WASHINGTON—In what looked like a routine quarter-point rate cut, the Federal Reserve instead delivered high drama Wednesday when two policymakers voted no—one wanting a bigger cut, the other wanting none at all—turning the normally soporific FOMC meeting into the monetary policy equivalent of a family Thanksgiving argument.
The rare double dissent, the first of its kind in years, left Chair Jerome Powell doing what he does best: smiling tightly in a purple tie while explaining that reasonable people can, in fact, disagree about whether the economy is careening toward recession or merely taking a leisurely victory lap.
Powell himself called the decision “a close call” and admitted he could “can make a case for either side,” which is central-banker speak for “I aged ten years in that room.”
The immediate impact on markets was predictably calm—stocks yawned, bonds shrugged—because traders have seen this movie before. The longer-term impact, however, could be spicy.
With Powell’s term ending in May 2026 and President Trump reportedly ready to name a successor before the eggnog goes on sale, the next Fed chair will inherit a committee that currently agrees on exactly one thing: they all like free lunch in the boardroom.
Details from the meeting summary paint a committee that reads the same data and somehow sees two different movies. The hawkish dissenter apparently believes inflation is still lurking in the shadows like a horror villain who refuses to die. The dovish dissenter, meanwhile, seems convinced the economy is one disappointing payroll report away from needing smelling salts.
Analysts noted the dot plot—the Fed’s anonymous forecast of future rates—now spans a comically wide range, the biggest dispersion in years. Translation: some officials think we’ll be cutting rates into 2025 like it’s a Black Friday sale, while others are ready to slam on the brakes before the turkey is even carved.
Bankrate’s Stephen Kates summed it up neatly: entering 2026 with new leadership atop an already divided committee is like changing pilots mid-flight during turbulence—technically doable, but nobody’s fighting for the window seat.
Powell insisted the dissents reflect “respectful differences of opinion.” Observers translated that as “please don’t make me mediate this for the next five meetings.”
Three policy meetings remain on Powell’s calendar before his term expires.
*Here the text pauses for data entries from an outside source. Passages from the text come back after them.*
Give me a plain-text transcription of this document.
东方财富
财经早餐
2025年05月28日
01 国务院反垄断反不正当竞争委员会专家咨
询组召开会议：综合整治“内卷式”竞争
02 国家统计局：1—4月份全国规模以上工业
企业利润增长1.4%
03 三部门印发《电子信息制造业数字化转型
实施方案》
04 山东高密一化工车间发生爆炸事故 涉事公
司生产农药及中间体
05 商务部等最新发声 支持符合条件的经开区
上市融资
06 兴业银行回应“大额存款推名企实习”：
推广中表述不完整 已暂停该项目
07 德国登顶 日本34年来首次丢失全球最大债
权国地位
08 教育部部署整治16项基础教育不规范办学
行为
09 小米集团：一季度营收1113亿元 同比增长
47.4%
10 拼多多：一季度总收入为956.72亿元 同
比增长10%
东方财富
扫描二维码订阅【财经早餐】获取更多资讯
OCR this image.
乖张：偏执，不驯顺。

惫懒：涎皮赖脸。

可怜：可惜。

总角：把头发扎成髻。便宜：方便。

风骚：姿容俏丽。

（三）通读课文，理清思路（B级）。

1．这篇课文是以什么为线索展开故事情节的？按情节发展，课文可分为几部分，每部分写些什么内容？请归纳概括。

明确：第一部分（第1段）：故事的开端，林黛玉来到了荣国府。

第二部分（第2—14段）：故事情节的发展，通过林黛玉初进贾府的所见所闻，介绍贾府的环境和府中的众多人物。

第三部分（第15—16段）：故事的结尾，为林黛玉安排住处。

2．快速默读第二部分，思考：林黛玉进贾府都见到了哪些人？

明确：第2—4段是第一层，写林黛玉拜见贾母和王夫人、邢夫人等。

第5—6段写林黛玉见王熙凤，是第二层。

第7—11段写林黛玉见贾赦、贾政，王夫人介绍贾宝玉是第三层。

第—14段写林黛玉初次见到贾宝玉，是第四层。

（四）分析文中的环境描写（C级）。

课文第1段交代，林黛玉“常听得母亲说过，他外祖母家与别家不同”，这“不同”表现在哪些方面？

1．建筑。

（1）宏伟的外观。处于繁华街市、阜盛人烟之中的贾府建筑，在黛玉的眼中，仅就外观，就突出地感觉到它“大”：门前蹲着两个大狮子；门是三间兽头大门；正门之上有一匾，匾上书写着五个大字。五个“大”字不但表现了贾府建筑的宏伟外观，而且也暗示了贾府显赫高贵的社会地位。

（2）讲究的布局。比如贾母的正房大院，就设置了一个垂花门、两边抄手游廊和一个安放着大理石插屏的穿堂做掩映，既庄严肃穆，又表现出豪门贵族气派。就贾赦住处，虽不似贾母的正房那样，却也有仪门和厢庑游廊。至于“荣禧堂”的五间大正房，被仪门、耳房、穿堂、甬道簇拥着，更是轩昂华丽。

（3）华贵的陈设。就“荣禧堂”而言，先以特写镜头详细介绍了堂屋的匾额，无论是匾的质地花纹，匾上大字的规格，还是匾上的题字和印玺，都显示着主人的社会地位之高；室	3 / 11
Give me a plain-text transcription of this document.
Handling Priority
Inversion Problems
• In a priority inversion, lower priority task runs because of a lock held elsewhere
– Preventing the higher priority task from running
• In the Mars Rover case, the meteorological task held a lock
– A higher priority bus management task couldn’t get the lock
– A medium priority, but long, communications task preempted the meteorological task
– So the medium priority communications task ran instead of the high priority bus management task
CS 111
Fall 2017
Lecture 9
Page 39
Treasury Secretary Scott Bessent suggested Trump could announce the nominee before Christmas, giving markets an early holiday gift wrapped in uncertainty.
The next chair— whoever survives the Senate confirmation process—will wield outsized influence precisely because consensus has gone missing along with everyone’s holiday cheer. When the committee is this split, the person in the middle seat gets to decide whether the plane climbs, dives, or simply circles the airport arguing about the playlist.
Markets, for now, are pricing in one or two more cuts in 2025. But with the same confidence they predict tomorrow’s weather: mostly right, occasionally soaked.